Wie geht es dann weiter?

Zum einen wollen wir die vorhandenen Wildapfelstandorte pflegen und erhalten. Dafür sprechen wir uns mit den Eigentümern ab. Es passiert nichts, ohne dass diese einverstanden sind.

Reicht das aus?

Nein. Daher werden in Pillnitz ausgewählte Mutterbäume bestäubt und daraus junge Wildäpfel in der Baumschule des Sachsenforsts in Graupa gezogen. Davon werden welche im Projektgebiet gepflanzt. Die meisten kommen aber in zwei Samenplantagen, für die der Forst in Hirschsprung und Klingenberg Flächen und Gelder bereitstellt.

Warum Plantagen?

Jetzt stehen die meisten Wildapfelbäume sehr verstreut. Gerade in der Nähe von Orten ist es wahrscheinlich, dass sie sich mit Kulturäpfeln vermischen. In einer Plantage bestehen optimale Voraussetzungen für Untersuchungen oder auch die Ernte.

Wer hilft bei dem Projekt?

Wir sind zwei Mitarbeiter auf 1,5Stellen und bekommen Unterstützung von mehreren ehrenamtlichen Helfern.

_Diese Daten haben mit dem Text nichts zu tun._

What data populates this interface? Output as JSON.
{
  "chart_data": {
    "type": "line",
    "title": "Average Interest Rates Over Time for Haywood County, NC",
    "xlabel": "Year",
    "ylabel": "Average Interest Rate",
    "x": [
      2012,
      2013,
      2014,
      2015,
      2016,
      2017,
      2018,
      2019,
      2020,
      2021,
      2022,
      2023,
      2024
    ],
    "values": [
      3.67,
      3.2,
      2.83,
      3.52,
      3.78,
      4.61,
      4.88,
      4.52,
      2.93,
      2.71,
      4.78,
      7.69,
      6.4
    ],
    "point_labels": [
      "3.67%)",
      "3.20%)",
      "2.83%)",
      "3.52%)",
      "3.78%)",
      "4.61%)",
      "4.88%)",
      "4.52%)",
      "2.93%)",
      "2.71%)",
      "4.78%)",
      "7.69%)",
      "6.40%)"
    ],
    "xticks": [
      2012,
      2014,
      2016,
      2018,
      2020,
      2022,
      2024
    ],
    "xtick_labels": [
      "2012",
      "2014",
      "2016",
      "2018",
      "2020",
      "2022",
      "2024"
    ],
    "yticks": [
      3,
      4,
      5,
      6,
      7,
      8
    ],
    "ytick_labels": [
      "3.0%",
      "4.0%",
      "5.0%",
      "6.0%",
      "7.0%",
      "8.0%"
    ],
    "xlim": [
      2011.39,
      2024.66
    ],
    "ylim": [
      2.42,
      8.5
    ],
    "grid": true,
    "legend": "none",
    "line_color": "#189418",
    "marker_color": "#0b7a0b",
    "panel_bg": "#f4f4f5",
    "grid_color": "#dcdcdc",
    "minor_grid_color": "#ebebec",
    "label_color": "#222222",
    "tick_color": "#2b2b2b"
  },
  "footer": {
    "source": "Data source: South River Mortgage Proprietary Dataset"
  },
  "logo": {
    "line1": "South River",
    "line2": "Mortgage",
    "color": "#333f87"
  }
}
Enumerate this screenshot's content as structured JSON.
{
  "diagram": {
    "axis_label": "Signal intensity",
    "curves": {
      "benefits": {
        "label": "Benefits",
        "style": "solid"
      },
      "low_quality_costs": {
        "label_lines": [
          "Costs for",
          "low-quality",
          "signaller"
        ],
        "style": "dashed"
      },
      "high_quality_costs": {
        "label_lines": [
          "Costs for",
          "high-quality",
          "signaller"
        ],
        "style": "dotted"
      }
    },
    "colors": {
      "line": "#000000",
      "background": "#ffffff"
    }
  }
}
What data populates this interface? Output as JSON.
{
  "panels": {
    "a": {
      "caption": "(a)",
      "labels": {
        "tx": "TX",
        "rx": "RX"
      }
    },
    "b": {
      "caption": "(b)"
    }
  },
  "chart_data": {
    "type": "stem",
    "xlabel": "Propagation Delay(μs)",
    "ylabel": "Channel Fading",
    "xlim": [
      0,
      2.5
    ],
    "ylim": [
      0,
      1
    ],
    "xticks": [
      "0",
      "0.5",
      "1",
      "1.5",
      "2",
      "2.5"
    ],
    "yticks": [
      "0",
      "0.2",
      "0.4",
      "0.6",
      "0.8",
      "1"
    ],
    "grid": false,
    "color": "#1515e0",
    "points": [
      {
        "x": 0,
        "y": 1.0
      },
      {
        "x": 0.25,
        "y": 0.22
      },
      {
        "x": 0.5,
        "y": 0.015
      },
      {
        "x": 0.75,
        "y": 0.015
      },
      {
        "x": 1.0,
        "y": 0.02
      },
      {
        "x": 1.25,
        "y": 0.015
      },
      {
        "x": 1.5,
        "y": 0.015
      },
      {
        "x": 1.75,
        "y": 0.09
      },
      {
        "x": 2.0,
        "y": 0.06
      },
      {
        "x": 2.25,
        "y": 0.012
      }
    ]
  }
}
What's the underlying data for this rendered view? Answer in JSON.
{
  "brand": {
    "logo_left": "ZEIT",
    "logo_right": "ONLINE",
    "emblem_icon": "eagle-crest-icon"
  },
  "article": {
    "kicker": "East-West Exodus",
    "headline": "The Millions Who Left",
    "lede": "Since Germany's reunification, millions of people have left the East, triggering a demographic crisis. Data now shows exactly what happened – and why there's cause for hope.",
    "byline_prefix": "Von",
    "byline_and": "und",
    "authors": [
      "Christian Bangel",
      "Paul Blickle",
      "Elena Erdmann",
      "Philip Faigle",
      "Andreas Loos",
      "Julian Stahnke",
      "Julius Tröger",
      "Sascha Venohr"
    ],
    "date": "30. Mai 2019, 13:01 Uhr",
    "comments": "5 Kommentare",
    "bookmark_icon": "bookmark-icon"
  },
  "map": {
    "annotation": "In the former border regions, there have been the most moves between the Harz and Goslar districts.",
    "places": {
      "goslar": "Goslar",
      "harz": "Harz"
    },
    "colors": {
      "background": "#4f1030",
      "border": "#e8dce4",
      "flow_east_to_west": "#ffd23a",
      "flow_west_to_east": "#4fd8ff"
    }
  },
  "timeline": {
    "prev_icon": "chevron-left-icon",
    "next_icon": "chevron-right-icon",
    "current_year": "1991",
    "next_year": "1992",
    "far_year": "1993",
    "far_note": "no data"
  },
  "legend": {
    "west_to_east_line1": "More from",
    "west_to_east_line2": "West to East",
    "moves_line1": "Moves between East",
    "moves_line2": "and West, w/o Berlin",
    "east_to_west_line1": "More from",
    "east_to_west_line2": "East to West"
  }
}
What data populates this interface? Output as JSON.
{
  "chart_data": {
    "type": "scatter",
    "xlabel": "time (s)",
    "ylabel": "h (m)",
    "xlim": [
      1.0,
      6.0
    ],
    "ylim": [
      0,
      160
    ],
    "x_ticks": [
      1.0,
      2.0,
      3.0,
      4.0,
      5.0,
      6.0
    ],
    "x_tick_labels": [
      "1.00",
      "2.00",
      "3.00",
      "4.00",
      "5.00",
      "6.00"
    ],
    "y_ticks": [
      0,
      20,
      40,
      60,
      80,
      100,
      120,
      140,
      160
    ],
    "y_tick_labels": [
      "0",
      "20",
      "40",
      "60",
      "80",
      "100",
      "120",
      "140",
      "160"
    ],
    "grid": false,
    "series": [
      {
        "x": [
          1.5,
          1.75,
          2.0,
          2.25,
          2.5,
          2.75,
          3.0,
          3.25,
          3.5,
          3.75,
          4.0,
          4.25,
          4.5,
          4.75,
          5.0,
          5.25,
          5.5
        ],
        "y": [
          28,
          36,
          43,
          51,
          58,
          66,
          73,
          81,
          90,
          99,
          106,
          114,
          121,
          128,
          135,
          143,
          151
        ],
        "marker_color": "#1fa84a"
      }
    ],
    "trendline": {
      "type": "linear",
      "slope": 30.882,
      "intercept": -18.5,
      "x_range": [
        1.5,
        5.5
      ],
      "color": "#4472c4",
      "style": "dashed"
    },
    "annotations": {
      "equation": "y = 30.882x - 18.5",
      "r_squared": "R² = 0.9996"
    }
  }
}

Aber auch Bürger können uns helfen, indem sie uns zum Beispiel mitteilen, wo Wildapfelbäume stehen unter 03504/618585. Wir bitten auch um Verständnis für unsere Kartierungsarbeiten und dass die Markierungen, die wir an den Bäumen anbringen, nicht entfernt werden. Die zwei wichtigsten Partner sind der Sachsenforst und das Institut für Obstzüchtung in Pillnitz. Wir als Verein könnten das nicht alleine bewältigen.

Wie lange läuft das Projekt?

Wir haben für die nächsten drei Jahre umfangreiche Kartierungsarbeiten vorgesehen.